Is there space for mental illness in the media industry? - Debbie Luxon, Cambridgeshire Live

Mental Health Awareness Week is taking place between 10 - 16 May, and the NCTJ is proud to support the campaign, hosted by the Mental Health Foundation. We spoke to Debbie Luxon, Community News Project reporter at Cambridgeshire Live, about how journalists can normalise conversations about mental health, and how she looks after her own in her role.

Mental health is a pandemic buzzword. Every news outlet has tried over the past year to capture stories and voices that embody what it means to be mentally ill, but the reality is often hard to put into words. 

Mental illness is isolating by its very nature, as well as being almost completely invisible. As a chronically anxious person, people are often surprised to learn of my diagnosis- being a bubbly and confident person on the surface. 

Being a journalist with diagnosed mental ill-health is a unique challenge. The job is emotionally demanding, often underpaid and under-resourced, as well as needing huge capacity for multitasking and lateral thinking.

It would seem with this picture, that journalism isn’t a world for the neurodiverse. But journalism needs diverse people, maybe now more than ever. 

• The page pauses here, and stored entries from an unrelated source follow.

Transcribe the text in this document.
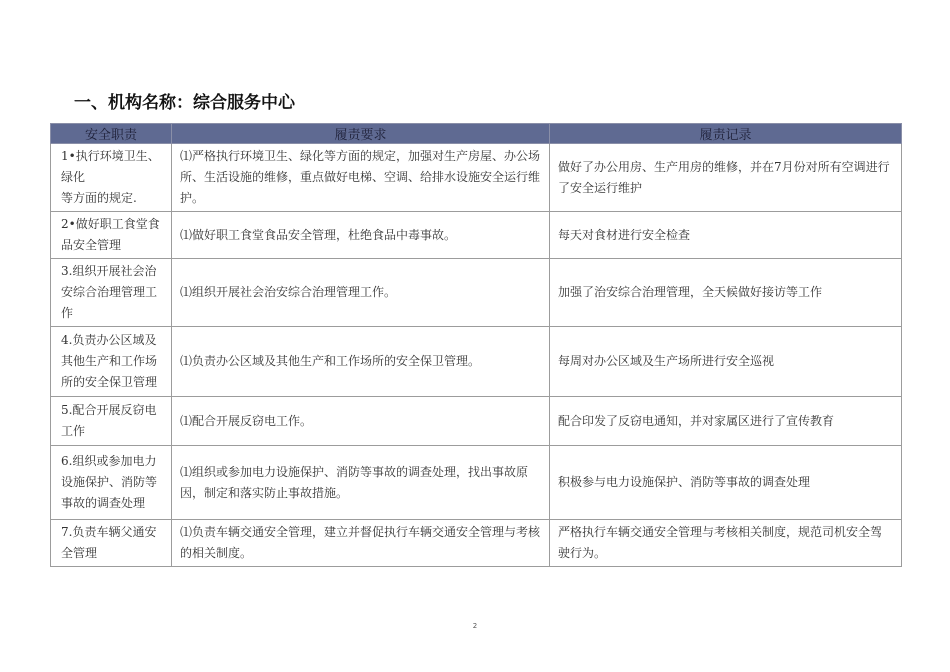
一、机构名称：综合服务中心
安全职责	履责要求	履责记录

1•执行环境卫生、绿化
等方面的规定.	⑴严格执行环境卫生、绿化等方面的规定，加强对生产房屋、办公场所、生活设施的维修，重点做好电梯、空调、给排水设施安全运行维护。	做好了办公用房、生产用房的维修，并在7月份对所有空调进行了安全运行维护
2•做好职工食堂食品安全管理	⑴做好职工食堂食品安全管理，杜绝食品中毒事故。	每天对食材进行安全检查
3.组织开展社会治安综合治理管理工作	⑴组织开展社会治安综合治理管理工作。	加强了治安综合治理管理，全天候做好接访等工作
4.负责办公区域及其他生产和工作场所的安全保卫管理	⑴负责办公区域及其他生产和工作场所的安全保卫管理。	每周对办公区域及生产场所进行安全巡视
5.配合开展反窃电工作	⑴配合开展反窃电工作。	配合印发了反窃电通知，并对家属区进行了宣传教育
6.组织或参加电力设施保护、消防等事故的调查处理	⑴组织或参加电力设施保护、消防等事故的调查处理，找出事故原因，制定和落实防止事故措施。	积极参与电力设施保护、消防等事故的调查处理
7.负责车辆父通安全管理	⑴负责车辆交通安全管理，建立并督促执行车辆交通安全管理与考核的相关制度。	严格执行车辆交通安全管理与考核相关制度，规范司机安全驾驶行为。
2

In some ways my anxiety is my superpower- it means I know what is happening with every one of my stories at any given moment and my emotional capacity is needed again and again for connecting with the vulnerable and disenfranchised in my work as a Facebook-funded Community Reporter. 

Having lived experience as a minority and a mentally unwell person, two things which often sadly go hand in hand, is invaluable when I can genuinely say to an interviewee, “I get it.”

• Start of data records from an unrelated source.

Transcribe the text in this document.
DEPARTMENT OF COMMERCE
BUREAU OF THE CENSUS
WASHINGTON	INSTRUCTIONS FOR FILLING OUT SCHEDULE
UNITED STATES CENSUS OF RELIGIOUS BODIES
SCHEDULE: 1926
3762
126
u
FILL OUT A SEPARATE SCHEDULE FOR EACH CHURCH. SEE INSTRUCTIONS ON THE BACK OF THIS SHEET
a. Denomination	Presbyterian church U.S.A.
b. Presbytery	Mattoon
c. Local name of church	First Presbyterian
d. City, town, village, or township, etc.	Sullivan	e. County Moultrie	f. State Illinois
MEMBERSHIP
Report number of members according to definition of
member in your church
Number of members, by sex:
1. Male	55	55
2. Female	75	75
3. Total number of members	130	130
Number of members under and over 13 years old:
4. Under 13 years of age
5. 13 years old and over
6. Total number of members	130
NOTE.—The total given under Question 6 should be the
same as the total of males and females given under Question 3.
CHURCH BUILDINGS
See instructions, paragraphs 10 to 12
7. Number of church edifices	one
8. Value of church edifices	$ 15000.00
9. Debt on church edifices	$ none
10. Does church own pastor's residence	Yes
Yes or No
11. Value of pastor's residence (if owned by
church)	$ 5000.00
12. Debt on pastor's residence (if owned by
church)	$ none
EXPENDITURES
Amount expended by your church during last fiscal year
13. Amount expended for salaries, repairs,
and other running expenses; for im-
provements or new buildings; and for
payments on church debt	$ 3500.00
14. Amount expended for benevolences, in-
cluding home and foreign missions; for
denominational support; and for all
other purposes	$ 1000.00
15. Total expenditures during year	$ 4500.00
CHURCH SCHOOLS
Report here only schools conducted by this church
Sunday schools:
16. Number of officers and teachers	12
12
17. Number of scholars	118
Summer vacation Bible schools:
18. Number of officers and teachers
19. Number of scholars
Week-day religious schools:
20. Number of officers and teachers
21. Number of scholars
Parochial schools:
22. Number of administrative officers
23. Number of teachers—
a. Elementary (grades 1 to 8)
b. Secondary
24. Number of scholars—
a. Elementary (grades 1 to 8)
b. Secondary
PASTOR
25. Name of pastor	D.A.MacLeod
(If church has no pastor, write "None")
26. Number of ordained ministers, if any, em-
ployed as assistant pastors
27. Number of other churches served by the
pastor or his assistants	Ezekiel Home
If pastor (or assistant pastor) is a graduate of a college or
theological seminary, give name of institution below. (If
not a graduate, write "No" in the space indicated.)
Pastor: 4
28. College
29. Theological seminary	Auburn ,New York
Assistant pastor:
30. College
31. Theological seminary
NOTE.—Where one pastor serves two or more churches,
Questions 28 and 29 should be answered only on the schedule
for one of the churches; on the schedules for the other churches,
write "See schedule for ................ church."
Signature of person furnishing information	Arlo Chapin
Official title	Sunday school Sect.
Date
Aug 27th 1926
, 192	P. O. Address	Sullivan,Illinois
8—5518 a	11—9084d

Though lived experience isn’t compulsory to have empathy and be a good reporter, it helps build trust. This kind of non-verbal understanding is what our society needs more when it comes to tackling the mental health crisis our country faces. It’s often what people are not saying that needs to be picked up on and could ultimately save a life. 

That’s why campaigns like Stop Suicide’s training programme, which I had the privilege to report on, are so important. Their training encourages conversation around suicide to remove the deadly silence that surrounds the subject. 

As journalists we can help normalise these conversations by repeating them. Report on people who have recovered, unlikely mental health advocates and start believing people like Meghan Markle when she said she wanted to die. 

When it comes to protecting my own mental health, I can’t say this job has always helped me do that. It’s taken me years to learn some very basic tools that could have saved a lot of pain, one of which is asking for help. This sounds fluffy, but as a trainee I needed support I didn’t get, partly because my colleagues didn’t know I needed it.

Asking for regular feedback helped me feel more comfortable in my role. Venting to my colleagues when I had a difficult interview helped unload that emotional labour we carry in this job. Closing my laptop at 5pm and going outside. Accepting I’m not always going to have good days. Not always reading the comments section- some people live on the internet just to hate. Perhaps most annoyingly- making time for exercise. These are all small things, but cumulatively they are what made me feel most like myself in this very strange year we’ve had. 

Ultimately, we have a long road to travel before minorities and the neurodiverse are a normal sight in newsrooms and an even longer journey until the majority of people will understand mental illness to a degree in which they can help others. But writing about it, again and again, and making space in this industry, however small, is a start.